Section: Arts

Gund Gallery celebrates 10 years with Call/Response exhibition

Gund Gallery celebrates 10 years with Call/Response exhibition

The exhibition features a diverse range of pieces from the Gallery’s collection, and will run until April 3, 2022. | SARA HALEBLIAN

The Gund Gallery — named after Kenyon alumnus Graham Gund ’63 — opened its doors in 2011. Since then, it has become a center of artistic learning and expression for community members.

“It is a space for them to meet, to be together, to discover, to be surprised, to experience, and to engage,” Daisy Desrosiers, the new director of the Gallery, said. 

Desrosiers’ favorite exhibition at the moment is Call/Response: The Gund Gallery Turns 10. This exhibition uses a selection of the Gund Gallery Collection as a point of departure for artists and audiences to engage. After a trial period in the fall, the spring semester will unveil an adapted re-hanging of the exhibition — presenting responses received from community members, class visits, loans from other collections and many other sources — to celebrate the 10th anniversary of the Gallery’s opening. 

For Desrosiers, the exhibition is the first step of a new mission. “We launch the next decade with a simple thought: What are the stories we haven’t told?” she said. “We want to look ahead by amplifying the unsung voices and narratives that could help us better understand what our collection encompasses.”

The Gallery already encompasses a wisdom beyond its years. Its landscape is diverse and complex, with various images, styles and artistic philosophies harmonizing and clashing with each other. 

At the entrance to the Gallery, lyrics beckon from behind black curtains. Inside, The Visitors by Ragnar Kjartansson transforms a vantablack room into a musical panorama. Walking through the installation is like rediscovering a fading memory. Each screen welcomes viewers into the warm — yet isolated — worlds of each musician, as they perform “Feminine Ways” for over an hour. It invites viewers to contemplate melancholy, creativity and the importance of interpersonal connection. 

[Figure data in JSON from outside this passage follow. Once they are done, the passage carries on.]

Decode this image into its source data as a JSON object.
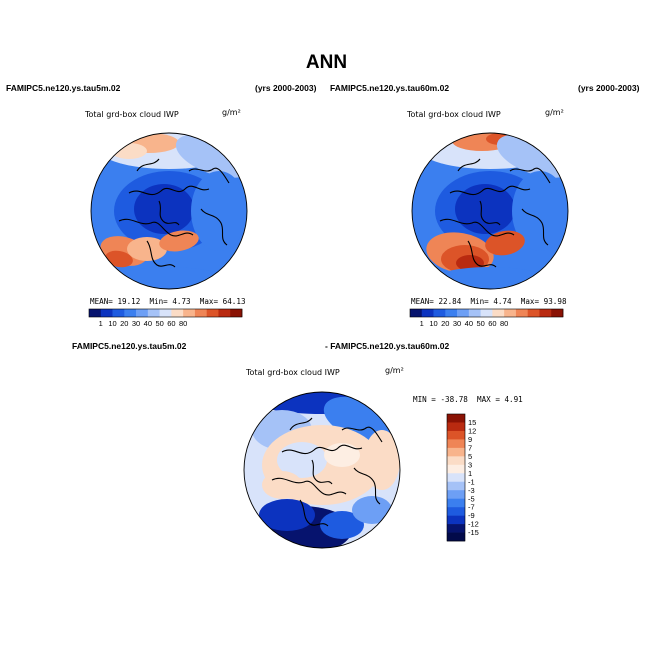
{
  "page": {
    "title": "ANN",
    "headers": {
      "left_case": "FAMIPC5.ne120.ys.tau5m.02",
      "left_years": "(yrs 2000-2003)",
      "right_case": "FAMIPC5.ne120.ys.tau60m.02",
      "right_years": "(yrs 2000-2003)",
      "diff_left": "FAMIPC5.ne120.ys.tau5m.02",
      "diff_right": "- FAMIPC5.ne120.ys.tau60m.02"
    }
  },
  "chart_data": [
    {
      "type": "heatmap",
      "projection": "north-polar-stereographic",
      "title": "Total grd-box cloud IWP",
      "units": "g/m²",
      "case": "FAMIPC5.ne120.ys.tau5m.02",
      "stats": {
        "mean_label": "MEAN=",
        "mean": "19.12",
        "min_label": "Min=",
        "min": "4.73",
        "max_label": "Max=",
        "max": "64.13"
      },
      "colorbar": {
        "orientation": "horizontal",
        "levels": [
          "1",
          "10",
          "20",
          "30",
          "40",
          "50",
          "60",
          "80"
        ],
        "colors": [
          "#06136e",
          "#0c33bf",
          "#1e5be0",
          "#3b7fef",
          "#6d9ff5",
          "#a5c2f7",
          "#d8e3fa",
          "#fbdcc6",
          "#f8b48c",
          "#ef8556",
          "#dc5428",
          "#b92a10",
          "#8a1204"
        ]
      }
    },
    {
      "type": "heatmap",
      "projection": "north-polar-stereographic",
      "title": "Total grd-box cloud IWP",
      "units": "g/m²",
      "case": "FAMIPC5.ne120.ys.tau60m.02",
      "stats": {
        "mean_label": "MEAN=",
        "mean": "22.84",
        "min_label": "Min=",
        "min": "4.74",
        "max_label": "Max=",
        "max": "93.98"
      },
      "colorbar": {
        "orientation": "horizontal",
        "levels": [
          "1",
          "10",
          "20",
          "30",
          "40",
          "50",
          "60",
          "80"
        ],
        "colors": [
          "#06136e",
          "#0c33bf",
          "#1e5be0",
          "#3b7fef",
          "#6d9ff5",
          "#a5c2f7",
          "#d8e3fa",
          "#fbdcc6",
          "#f8b48c",
          "#ef8556",
          "#dc5428",
          "#b92a10",
          "#8a1204"
        ]
      }
    },
    {
      "type": "heatmap",
      "projection": "north-polar-stereographic",
      "title": "Total grd-box cloud IWP",
      "units": "g/m²",
      "case": "difference",
      "stats": {
        "min_label": "MIN =",
        "min": "-38.78",
        "max_label": "MAX =",
        "max": "4.91"
      },
      "colorbar": {
        "orientation": "vertical",
        "levels": [
          "15",
          "12",
          "9",
          "7",
          "5",
          "3",
          "1",
          "-1",
          "-3",
          "-5",
          "-7",
          "-9",
          "-12",
          "-15"
        ],
        "colors": [
          "#8a1204",
          "#b92a10",
          "#dc5428",
          "#ef8556",
          "#f8b48c",
          "#fbdcc6",
          "#fdeee3",
          "#d8e3fa",
          "#a5c2f7",
          "#6d9ff5",
          "#3b7fef",
          "#1e5be0",
          "#0c33bf",
          "#06136e",
          "#020a4a"
        ]
      }
    }
  ]
}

Other pieces explore human experience from diverse angles. Faith Ringgold’s Dancing at the Louvre offers viewers a chance to contemplate Black femininity and its relationship to traditional Western culture, while Thomas Struth’s Milan Cathedral (Façade) explores scale and the subtle presence of medieval history in modern life.

The most striking aspect of the Gallery is its breadth of mediums. The understated honesty of the photo Georgia Nugent coexists with boldly feminist sculptures like Her. The Visitors emerges from a combination of forms, an intoxicating mix of music, film, and sculpture. This variety of mediums makes the Gund Gallery a deeply enriching experience.

But why care about art at all, and by extension, why participate in the Gallery’s future? Desrosiers has an answer. “I think caring about art is also caring about what we don’t know and, as such, art keeps us all engaged in active ways,” she said. “On an academic campus where learning and growing are central to the experience, those seem like important conditions for more promising and inspiring futures.” 

Call/Response: The Gund Gallery Turns 10 will run until April 3, 2022.